My last vacation was a short one, albeit one of the best I’ve ever had—five days of camping, hiking, and rock climbing with some friends in Arches National Park near Moab, Utah. We enjoyed brilliant sunsets over fiery red rock formations; climbed to gorgeous plateaus with 360 degree views of some of the most stunning landscapes I’ve ever seen; and ended every evening eating, talking, and laughing over an open fire. It was perfect. Of course, my crew, in its infinite wisdom, had remembered to pack trail mix and gummi bears but had neglected to bring matches and pillows. (Hey, at least our priorities are in order.) So we made do with what we had, borrowing a handful of matches from a neighboring camper and rolling clothes in our pullovers to rest our heads on.
I’ve realized that improvisation is a necessary ingredient in any travel itinerary. A few years back, when an ex and I were in Mexico, we got stuck in a fierce tropical storm while visiting the Mayan ruins of Chichen Itza near Cancún. Our rental car sat immersed in 4 feet of water. We had no idea how we were going to get back to our coastal hotel in time for our flight back home the next morning. Which is when we saw a bus of European tourists, most of whom spoke German, and decided to hitch a ride. I have no idea how we talked ourselves into getting seats on that bus (suffice it to say, neither of us speak a lick of German), but we did. Improvisation. It works.
I’ve heard on more than one occasion that improvisation is also a necessary ingredient in real estate. I remember a conversation I had with the CEO of a growing third-party management firm in early 2009 about his firm’s numerous value-add funds. “Have you been able to deploy much this year?” I asked. “Oh, they’re no longer value-add funds,” he said. “We’ve redeployed them as distress acquisition funds, and we anticipate deploying most of it by the end of the year.”

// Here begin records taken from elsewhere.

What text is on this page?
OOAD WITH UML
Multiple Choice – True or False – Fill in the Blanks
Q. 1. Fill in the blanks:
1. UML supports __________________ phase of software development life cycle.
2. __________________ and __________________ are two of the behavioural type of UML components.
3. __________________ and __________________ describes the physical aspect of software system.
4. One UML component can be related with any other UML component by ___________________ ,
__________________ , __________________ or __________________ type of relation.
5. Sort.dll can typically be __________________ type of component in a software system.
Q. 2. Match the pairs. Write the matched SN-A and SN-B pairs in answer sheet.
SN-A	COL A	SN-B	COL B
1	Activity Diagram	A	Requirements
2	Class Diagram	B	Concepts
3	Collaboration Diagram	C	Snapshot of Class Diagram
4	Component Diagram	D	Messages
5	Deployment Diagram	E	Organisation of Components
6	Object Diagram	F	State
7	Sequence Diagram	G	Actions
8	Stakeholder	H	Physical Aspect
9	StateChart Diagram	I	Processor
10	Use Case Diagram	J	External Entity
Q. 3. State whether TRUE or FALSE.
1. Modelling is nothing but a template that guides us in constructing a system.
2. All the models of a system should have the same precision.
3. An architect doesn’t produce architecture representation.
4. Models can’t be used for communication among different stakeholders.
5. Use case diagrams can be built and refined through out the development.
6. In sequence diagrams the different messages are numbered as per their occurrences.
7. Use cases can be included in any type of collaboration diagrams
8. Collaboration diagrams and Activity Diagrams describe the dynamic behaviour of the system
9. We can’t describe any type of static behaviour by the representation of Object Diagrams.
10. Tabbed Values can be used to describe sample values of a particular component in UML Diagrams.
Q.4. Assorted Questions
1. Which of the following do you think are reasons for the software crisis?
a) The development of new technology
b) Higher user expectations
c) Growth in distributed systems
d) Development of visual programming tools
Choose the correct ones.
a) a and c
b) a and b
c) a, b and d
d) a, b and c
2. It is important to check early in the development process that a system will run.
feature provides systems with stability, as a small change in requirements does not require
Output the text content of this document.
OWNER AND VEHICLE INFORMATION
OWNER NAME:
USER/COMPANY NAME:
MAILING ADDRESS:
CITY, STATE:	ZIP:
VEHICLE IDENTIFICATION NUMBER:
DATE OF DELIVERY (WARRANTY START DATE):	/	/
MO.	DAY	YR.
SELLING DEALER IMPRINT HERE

He wasn’t alone. Most of the major apartment REITs—from Camden Property Trust to Equity Residential—amassed giant war chests in hopes of taking advantage of the flood of distressed assets that economists and real estate watchers predicted would begin saturating the marketplace.
The problem was that this expected flood never really manifested itself. In fact, it was more like a trickle, if anything.
Sure, a few firms capitalized on local foreclosures or got in early as fee managers with some of the special servicers handling troubled CMBS loans (the aforementioned CEO being one of them). Those folks were able to turn a tidy profit. But the majority of funds were not deployed, as apartment owners continue to wait for opportunities that don’t seem to want to come.
Part of the problem is that many banks continue to “extend-and-pretend” in hopes of avoiding adding losses to their books. That’s what seems to be happening with the loans coming due this year—a whopping 40 percent of the existing $32.3 billion in CMBS loans—according to J.P. Morgan. And most researchers predict that the worst loans (written in 2006 and 2007) will have loss rates as high as 14 percent when they come due in 2011 and 2012.
In other words, the distress is there. But nothing’s happening with it. And in the apartment industry, the blame for this logjam is being laid on the special servicers and banks. In a tangled web of finger pointing, multifamily owners accuse servicers of having ulterior motives (namely the desire to secure fee-management business from troubled assets) and intentionally keeping loans and assets off the marketplace. (We delve into this tug of war in this month’s compelling look at the special servicing environment, “Jammed Up” by Les Shaver)
What this means for apartment owners, however, is that if nothing gives, they may have to once again play a game of improv with their funds, operations, and business strategies. Where that improvisation takes them, however, is anybody’s guess.